Sure, adults weigh more than (and are larger than) eggs and sperm. Where does that growth come from? Answer - food. Where does the food come from? Animals and plants. Where to animals get it? Plants. So it boils down to plants.

Where do plants get the matter that eventually gets turned into people? They get carbon from the air, water from the environment, some nitrogen and such from the soil.

So, whether it is people, or cows, or trees, or grass, or corn, all living matter grows by taking mass that is already on the planet Earth and recombining it into a new arrangement. More people, fatter people, etc are all still just rearranging the mass that the Earth already has. The only way that changes is when the aliens show up and start migrating here.

Short term memory loss!

The question was "Is the earth getting heavier or lighter? " (See OP)

I know it’s difficult, but try to see it this way.

There is no such thing as weight; there is only gravity.

If things had weight, everything would fall to the bottom of space!

A smart-ass answer to a question asked colloquially. Color me unimpressed. You old enough to drive yet?

You could try answering the interesting question: Is the Earth getting more or less massive?
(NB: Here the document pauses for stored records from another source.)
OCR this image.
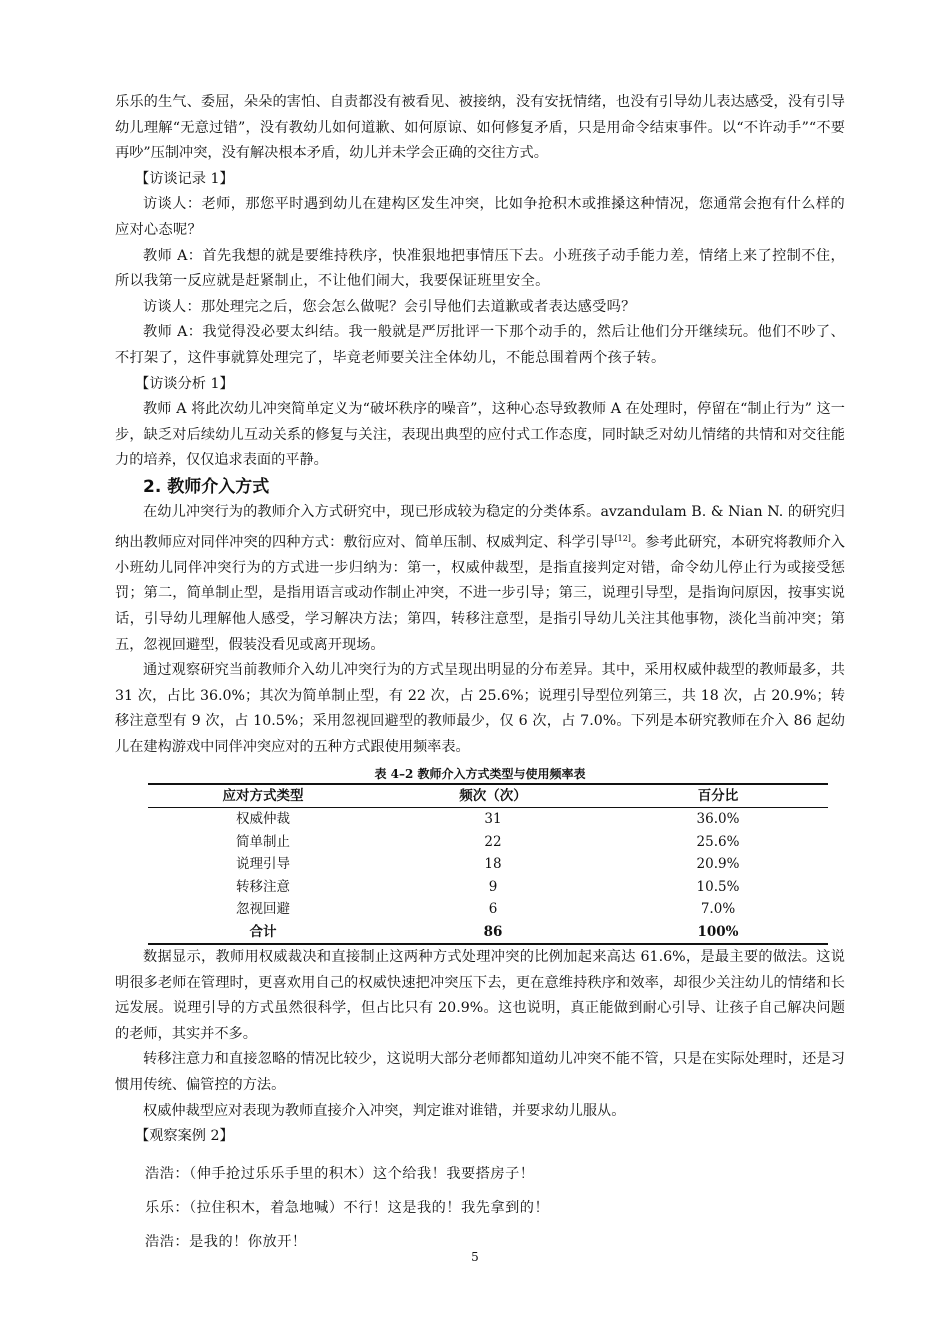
乐乐的生气、委屈，朵朵的害怕、自责都没有被看见、被接纳，没有安抚情绪，也没有引导幼儿表达感受，没有引导幼儿理解“无意过错”，没有教幼儿如何道歉、如何原谅、如何修复矛盾，只是用命令结束事件。以“不许动手”“不要再吵”压制冲突，没有解决根本矛盾，幼儿并未学会正确的交往方式。

【访谈记录 1】

访谈人：老师，那您平时遇到幼儿在建构区发生冲突，比如争抢积木或推搡这种情况，您通常会抱有什么样的应对心态呢？

教师 A：首先我想的就是要维持秩序，快准狠地把事情压下去。小班孩子动手能力差，情绪上来了控制不住，所以我第一反应就是赶紧制止，不让他们闹大，我要保证班里安全。

访谈人：那处理完之后，您会怎么做呢？会引导他们去道歉或者表达感受吗？

教师 A：我觉得没必要太纠结。我一般就是严厉批评一下那个动手的，然后让他们分开继续玩。他们不吵了、不打架了，这件事就算处理完了，毕竟老师要关注全体幼儿，不能总围着两个孩子转。

【访谈分析 1】

教师 A 将此次幼儿冲突简单定义为“破坏秩序的噪音”，这种心态导致教师 A 在处理时，停留在“制止行为” 这一步，缺乏对后续幼儿互动关系的修复与关注，表现出典型的应付式工作态度，同时缺乏对幼儿情绪的共情和对交往能力的培养，仅仅追求表面的平静。

2. 教师介入方式

在幼儿冲突行为的教师介入方式研究中，现已形成较为稳定的分类体系。avzandulam B. & Nian N. 的研究归纳出教师应对同伴冲突的四种方式：敷衍应对、简单压制、权威判定、科学引导[12]。参考此研究，本研究将教师介入小班幼儿同伴冲突行为的方式进一步归纳为：第一，权威仲裁型，是指直接判定对错，命令幼儿停止行为或接受惩罚；第二，简单制止型，是指用语言或动作制止冲突，不进一步引导；第三，说理引导型，是指询问原因，按事实说话，引导幼儿理解他人感受，学习解决方法；第四，转移注意型，是指引导幼儿关注其他事物，淡化当前冲突；第五，忽视回避型，假装没看见或离开现场。

通过观察研究当前教师介入幼儿冲突行为的方式呈现出明显的分布差异。其中，采用权威仲裁型的教师最多，共 31 次，占比 36.0%；其次为简单制止型，有 22 次，占 25.6%；说理引导型位列第三，共 18 次，占 20.9%；转移注意型有 9 次，占 10.5%；采用忽视回避型的教师最少，仅 6 次，占 7.0%。下列是本研究教师在介入 86 起幼儿在建构游戏中同伴冲突应对的五种方式跟使用频率表。

表 4–2 教师介入方式类型与使用频率表

应对方式类型	频次（次）	百分比
权威仲裁	31	36.0%
简单制止	22	25.6%
说理引导	18	20.9%
转移注意	9	10.5%
忽视回避	6	7.0%
合计	86	100%

数据显示，教师用权威裁决和直接制止这两种方式处理冲突的比例加起来高达 61.6%，是最主要的做法。这说明很多老师在管理时，更喜欢用自己的权威快速把冲突压下去，更在意维持秩序和效率，却很少关注幼儿的情绪和长远发展。说理引导的方式虽然很科学，但占比只有 20.9%。这也说明，真正能做到耐心引导、让孩子自己解决问题的老师，其实并不多。

转移注意力和直接忽略的情况比较少，这说明大部分老师都知道幼儿冲突不能不管，只是在实际处理时，还是习惯用传统、偏管控的方法。

权威仲裁型应对表现为教师直接介入冲突，判定谁对谁错，并要求幼儿服从。

【观察案例 2】

浩浩：（伸手抢过乐乐手里的积木）这个给我！我要搭房子！

乐乐：（拉住积木，着急地喊）不行！这是我的！我先拿到的！

浩浩：是我的！你放开！

5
Anyway, for the sake of the question, assuming there is a net mass gain, then, yes this would slow the rotation. But of course by an immeasurably tiny amount, as the gain is immeasurably tiny compared to the amount of mass already rotatiing.

And this assumes that angular momentum around the Earth’s axis of the incoming mass sums out to zero. There may well be something about the Solar System that means this isn’t true, so you’d have to account for this as well. Though again, ‘immeasurably tiny’ is the applicable description.